Dopiero stosunkowo niedawno Windows 10 wyprzedził popularnością starszą wersję oprogramowania Windows 7. Zakończenie wsparcia przez Microsoft może spowodować kilka problemów, chociażby w przedsiębiorstwach oraz mniejszych firmach. Debiut Windowsa 7 w październiku 2009 miał bardzo duże znaczenia dla Microsoftu - firma musiała poprawić swój wizerunek po fiasku, jakim była wersja Windows Vista. Mieliśmy szansę uczestniczyć w tej światowej premierze - nasz archiwalny materiał można znaleźć tutaj. Pod koniec 2018 roku około 35 proc. komputerów z Windows podłączonych do Internetu korzystało z wersji systemu Windows 7.

Reklama

Microsoft na różne sposoby próbuje zachęcić użytkowników komputerów, aby korzystali z najnowszych wersji systemów operacyjnych.  Jednym z przykładów była roczna promocja, która umożliwiała bezpłatną migrację z systemów Windows 7 oraz Windows 8.1 do Windows 10.  Wprawdzie akcja spopularyzowała najnowszą wersję "okienek", ale nadal nie brakuje zwolenników poprzednich systemów.  Jak wynika z danych Gemiusa w styczniu 2019 roku niemal 16 proc. komputerów używanych w Polsce działało z systemem Windows 7, zaś  Windows 10 oraz Windows 8.1 miały po 20 proc. udziału. Niektórzy użytkownicy "siódemki" przyznają, że system jest na tyle dobry, że nie warto płacić za migrację do "dziesiątki". 
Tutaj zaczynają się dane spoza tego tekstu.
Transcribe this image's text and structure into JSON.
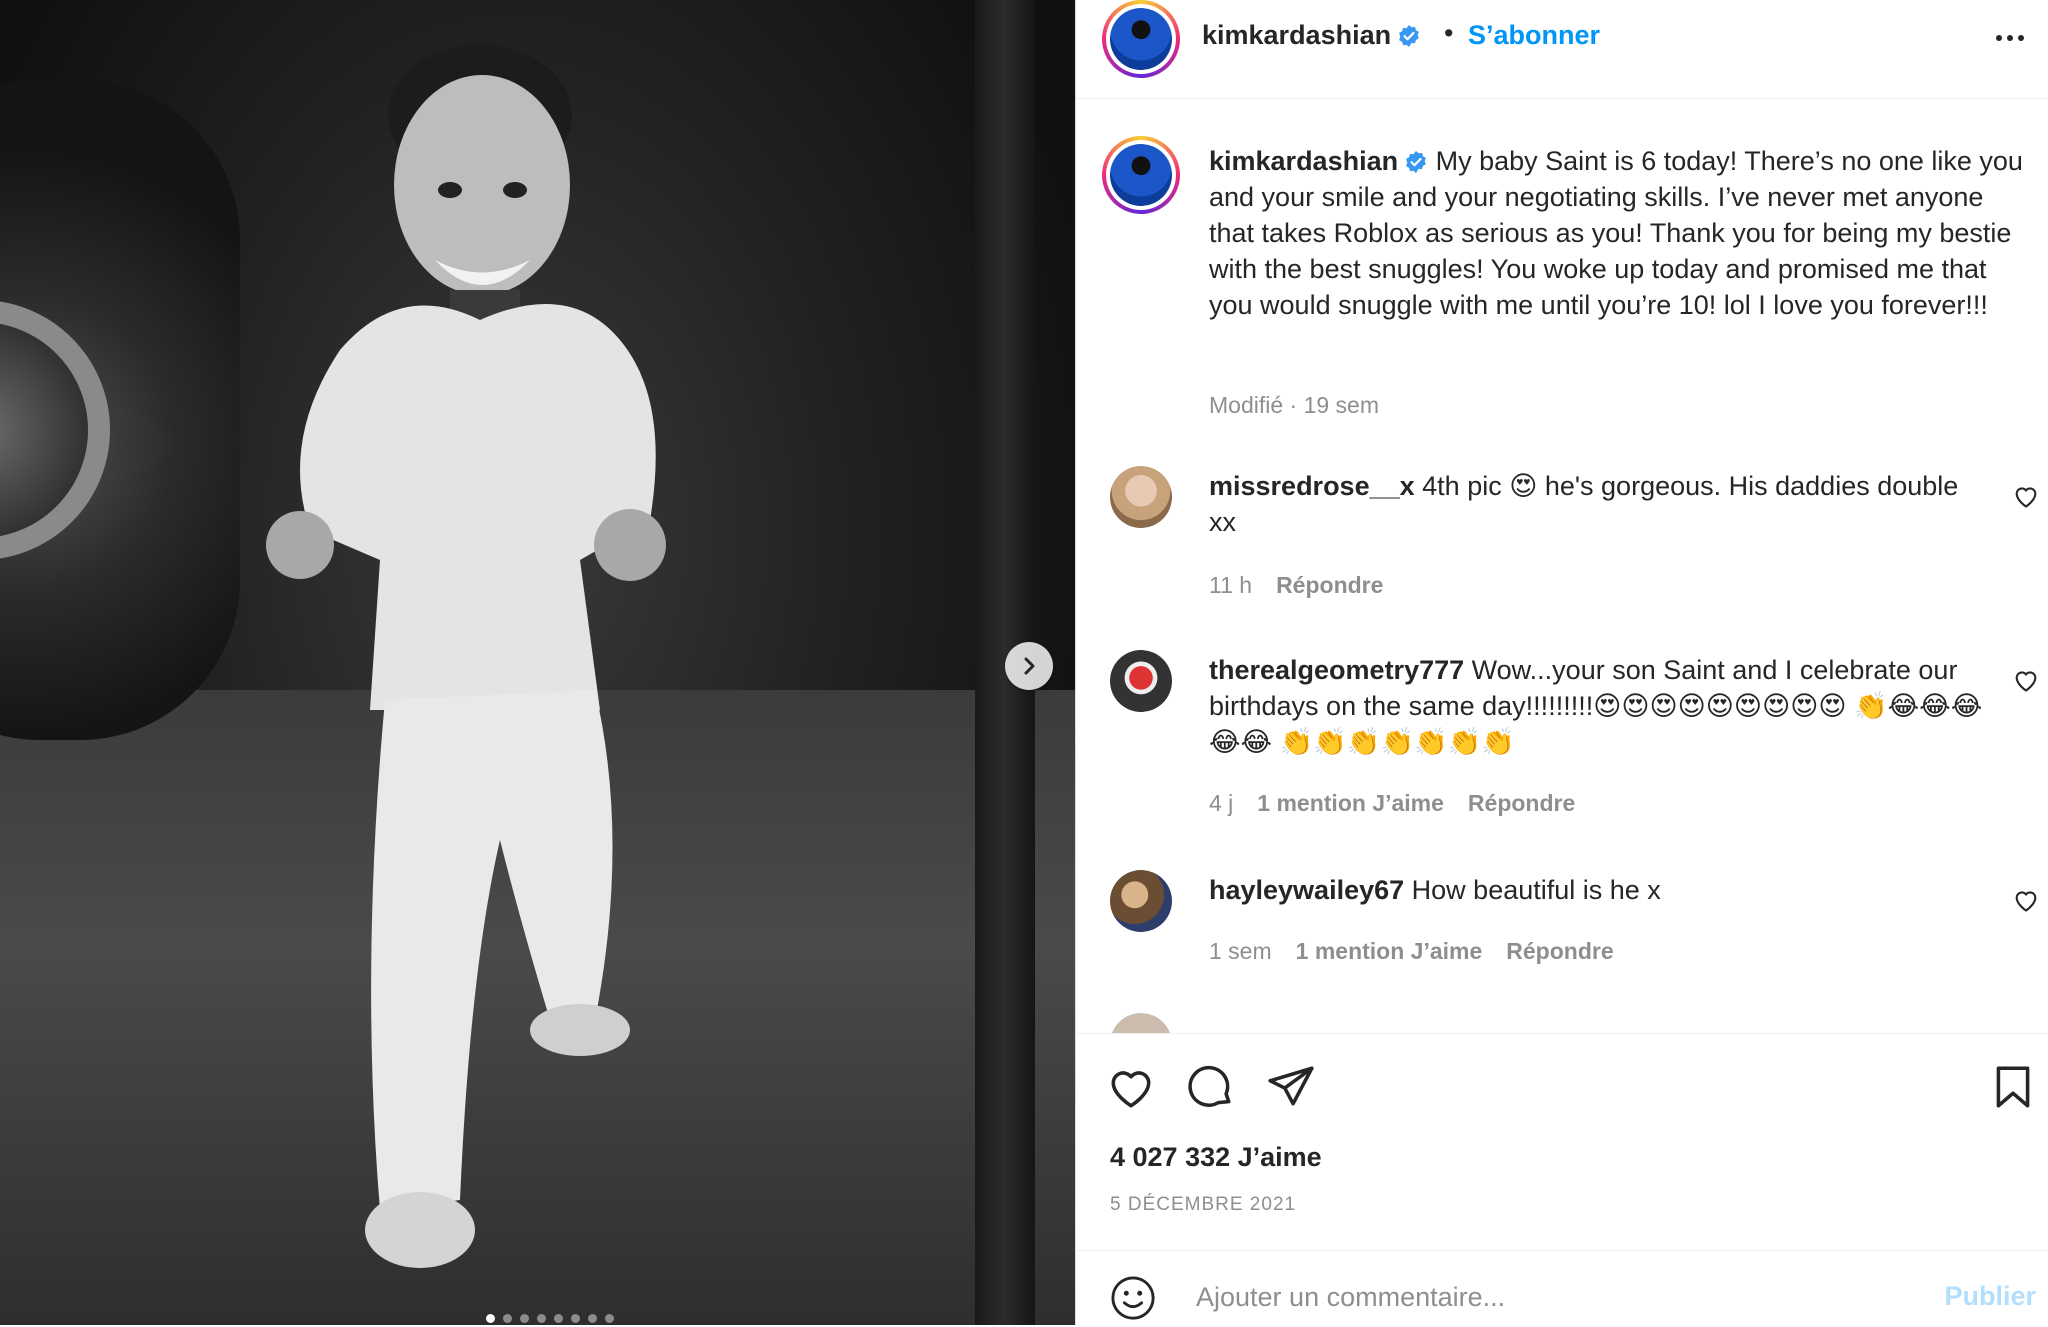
{
  "post": {
    "username": "kimkardashian",
    "follow_label": "S’abonner",
    "separator": "•",
    "caption": "My baby Saint is 6 today! There’s no one like you and your smile and your negotiating skills. I’ve never met anyone that takes Roblox as serious as you! Thank you for being my bestie with the best snuggles! You woke up today and promised me that you would snuggle with me until you’re 10! lol I love you forever!!!",
    "caption_meta": "Modifié · 19 sem",
    "media": {
      "slides_total": 8,
      "active_slide": 1
    }
  },
  "comments": [
    {
      "username": "missredrose__x",
      "text": "4th pic 😍 he's gorgeous. His daddies double xx",
      "time": "11 h",
      "likes": "",
      "reply": "Répondre"
    },
    {
      "username": "therealgeometry777",
      "text": "Wow...your son Saint and I celebrate our birthdays on the same day!!!!!!!!!😍😍😍😍😍😍😍😍😍 👏😂😂😂😂😂 👏👏👏👏👏👏👏",
      "time": "4 j",
      "likes": "1 mention J’aime",
      "reply": "Répondre"
    },
    {
      "username": "hayleywailey67",
      "text": "How beautiful is he x",
      "time": "1 sem",
      "likes": "1 mention J’aime",
      "reply": "Répondre"
    }
  ],
  "footer": {
    "likes_count": "4 027 332 J’aime",
    "date": "5 DÉCEMBRE 2021",
    "add_comment_placeholder": "Ajouter un commentaire...",
    "publish_label": "Publier"
  },
  "colors": {
    "accent": "#0095f6",
    "verified": "#3897f0",
    "muted": "#8e8e8e",
    "publish_disabled": "#b2dffc"
  },
  "icons": [
    "chevron-right-icon",
    "more-icon",
    "verified-icon",
    "heart-icon",
    "comment-icon",
    "share-icon",
    "bookmark-icon",
    "smile-icon"
  ]
}
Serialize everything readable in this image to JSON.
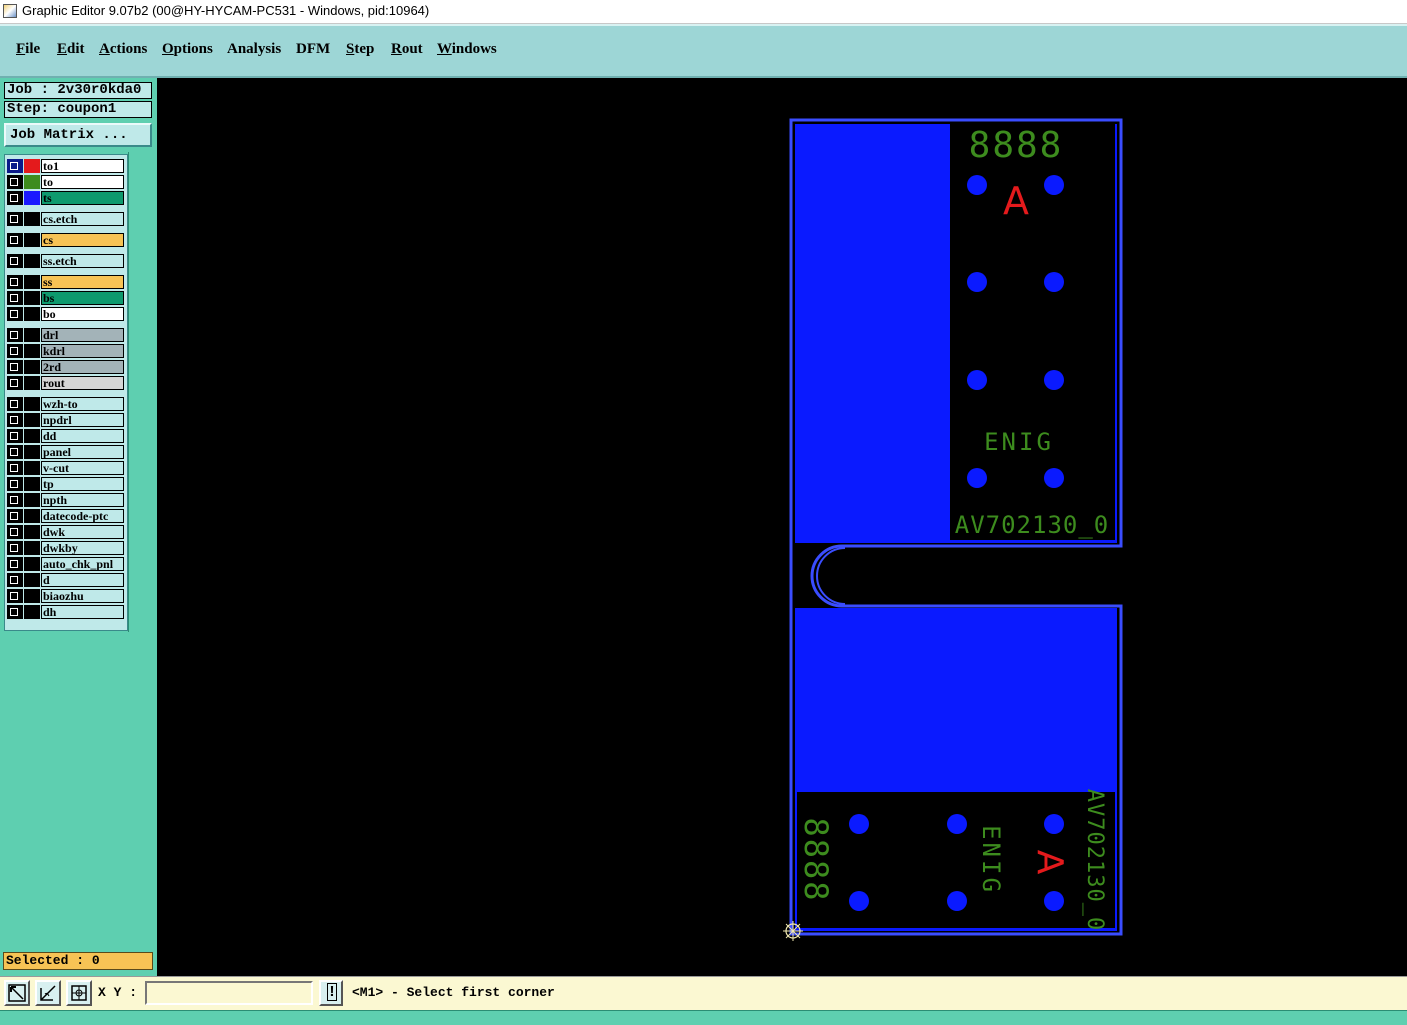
{
  "window": {
    "title": "Graphic Editor 9.07b2 (00@HY-HYCAM-PC531 - Windows, pid:10964)"
  },
  "menu": [
    {
      "label": "File",
      "ul": "F",
      "rest": "ile"
    },
    {
      "label": "Edit",
      "ul": "E",
      "rest": "dit"
    },
    {
      "label": "Actions",
      "ul": "A",
      "rest": "ctions"
    },
    {
      "label": "Options",
      "ul": "O",
      "rest": "ptions"
    },
    {
      "label": "Analysis",
      "ul": "",
      "rest": "Analysis"
    },
    {
      "label": "DFM",
      "ul": "",
      "rest": "DFM"
    },
    {
      "label": "Step",
      "ul": "S",
      "rest": "tep"
    },
    {
      "label": "Rout",
      "ul": "R",
      "rest": "out"
    },
    {
      "label": "Windows",
      "ul": "W",
      "rest": "indows"
    }
  ],
  "panel": {
    "job": "Job : 2v30r0kda0",
    "step": "Step: coupon1",
    "job_matrix_label": "Job Matrix ...",
    "selected": "Selected : 0"
  },
  "layers": [
    {
      "name": "to1",
      "bg": "#ffffff",
      "swatch": "#e41a1c",
      "active": true
    },
    {
      "name": "to",
      "bg": "#ffffff",
      "swatch": "#3d8c1e"
    },
    {
      "name": "ts",
      "bg": "#0e9a6e",
      "swatch": "#1a1aff"
    },
    {
      "name": "cs.etch",
      "bg": "#bfe9e9",
      "swatch": "#000000"
    },
    {
      "name": "cs",
      "bg": "#f7c355",
      "swatch": "#000000"
    },
    {
      "name": "ss.etch",
      "bg": "#bfe9e9",
      "swatch": "#000000"
    },
    {
      "name": "ss",
      "bg": "#f7c355",
      "swatch": "#000000"
    },
    {
      "name": "bs",
      "bg": "#0e9a6e",
      "swatch": "#000000"
    },
    {
      "name": "bo",
      "bg": "#ffffff",
      "swatch": "#000000"
    },
    {
      "name": "drl",
      "bg": "#a3b3b8",
      "swatch": "#000000"
    },
    {
      "name": "kdrl",
      "bg": "#a3b3b8",
      "swatch": "#000000"
    },
    {
      "name": "2rd",
      "bg": "#a3b3b8",
      "swatch": "#000000"
    },
    {
      "name": "rout",
      "bg": "#d6d6d6",
      "swatch": "#000000"
    },
    {
      "name": "wzh-to",
      "bg": "#bfe9e9",
      "swatch": "#000000"
    },
    {
      "name": "npdrl",
      "bg": "#bfe9e9",
      "swatch": "#000000"
    },
    {
      "name": "dd",
      "bg": "#bfe9e9",
      "swatch": "#000000"
    },
    {
      "name": "panel",
      "bg": "#bfe9e9",
      "swatch": "#000000"
    },
    {
      "name": "v-cut",
      "bg": "#bfe9e9",
      "swatch": "#000000"
    },
    {
      "name": "tp",
      "bg": "#bfe9e9",
      "swatch": "#000000"
    },
    {
      "name": "npth",
      "bg": "#bfe9e9",
      "swatch": "#000000"
    },
    {
      "name": "datecode-ptc",
      "bg": "#bfe9e9",
      "swatch": "#000000"
    },
    {
      "name": "dwk",
      "bg": "#bfe9e9",
      "swatch": "#000000"
    },
    {
      "name": "dwkby",
      "bg": "#bfe9e9",
      "swatch": "#000000"
    },
    {
      "name": "auto_chk_pnl",
      "bg": "#bfe9e9",
      "swatch": "#000000"
    },
    {
      "name": "d",
      "bg": "#bfe9e9",
      "swatch": "#000000"
    },
    {
      "name": "biaozhu",
      "bg": "#bfe9e9",
      "swatch": "#000000"
    },
    {
      "name": "dh",
      "bg": "#bfe9e9",
      "swatch": "#000000"
    }
  ],
  "canvas": {
    "top_code": "8888",
    "top_rev": "A",
    "top_finish": "ENIG",
    "top_part": "AV702130_0",
    "bottom_code": "8888",
    "bottom_rev": "A",
    "bottom_finish": "ENIG",
    "bottom_part": "AV702130_0",
    "colors": {
      "copper": "#0a1aff",
      "outline": "#3a4dff",
      "silk_text": "#3d8c1e",
      "rev_text": "#e41a1c"
    }
  },
  "bottom": {
    "xy_label": "X Y :",
    "xy_value": "",
    "info_icon": "!",
    "status": "<M1> - Select first corner"
  }
}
Warto podkreślić, że wbrew obiegowym opiniom nadal istnieje możliwość darmowej aktualizacji systemów Windows 7 i 8.1 do wyższej wersji. Odmiennie przedstawia się sytuacja w przypadku klientów biznesowych, którzy ponoszą koszty związane z migracją do nowego systemu operacyjnego.

Jak powszechnie wiadomo koncern z Redmond powoli wygasza wsparcie dla tego systemu operacyjnego.  O ile "ósemka" będzie wspierana do stycznia 2023 roku, o tyle "siódemka" tylko do 14 stycznia  2020 roku.  Według serwisu ZDnet przedsiębiorcy, którzy nie rozstaną się z Windows 7 Enterprise, otrzymają ofertę płatnych usług. 

W pierwszym roku obowiązywania umowy będą płacić 50 dolarów za urządzenie, w kolejnym roku stawka wzrośnie dwukrotnie, zaś w trzecim aż do 200 dolarów.  Jeszcze drożej trzeba będzie zapłacić za wsparcie techniczne dla  Windows 7 Pro. 

Tymczasem, zupełnie niespodziewanie, pierwsza gra w historii Windows 7 otrzymała wsparcie dla DirectX 12 - mowa o "World of Warcraft: Battle for Azeroth". Pomimo faktu, że DX 12 debiutował w okolicach premiery Windows 10 (rok 2015), a nikt nie miał zamiaru tworzyć tej biblioteki z myślą o Windows 7 (użytkownicy tej wersji systemu korzystali z DirectX 11), podjęto decyzję o implementacji DX12 w omawianym dodatku do gry firmy Blizzard.

Firmy produkujące programy antywirusowe, widząc nadal potencjał (finansowy) w wspieraniu Windowsa 7, planują aktualizować swoje programy nawet po oficjalnym zakończeniu wsparcia przez Microsoft. Analogiczna sytuacja miała miejsce po zakończeniu oficjalnego wsparcia dla Windows XP.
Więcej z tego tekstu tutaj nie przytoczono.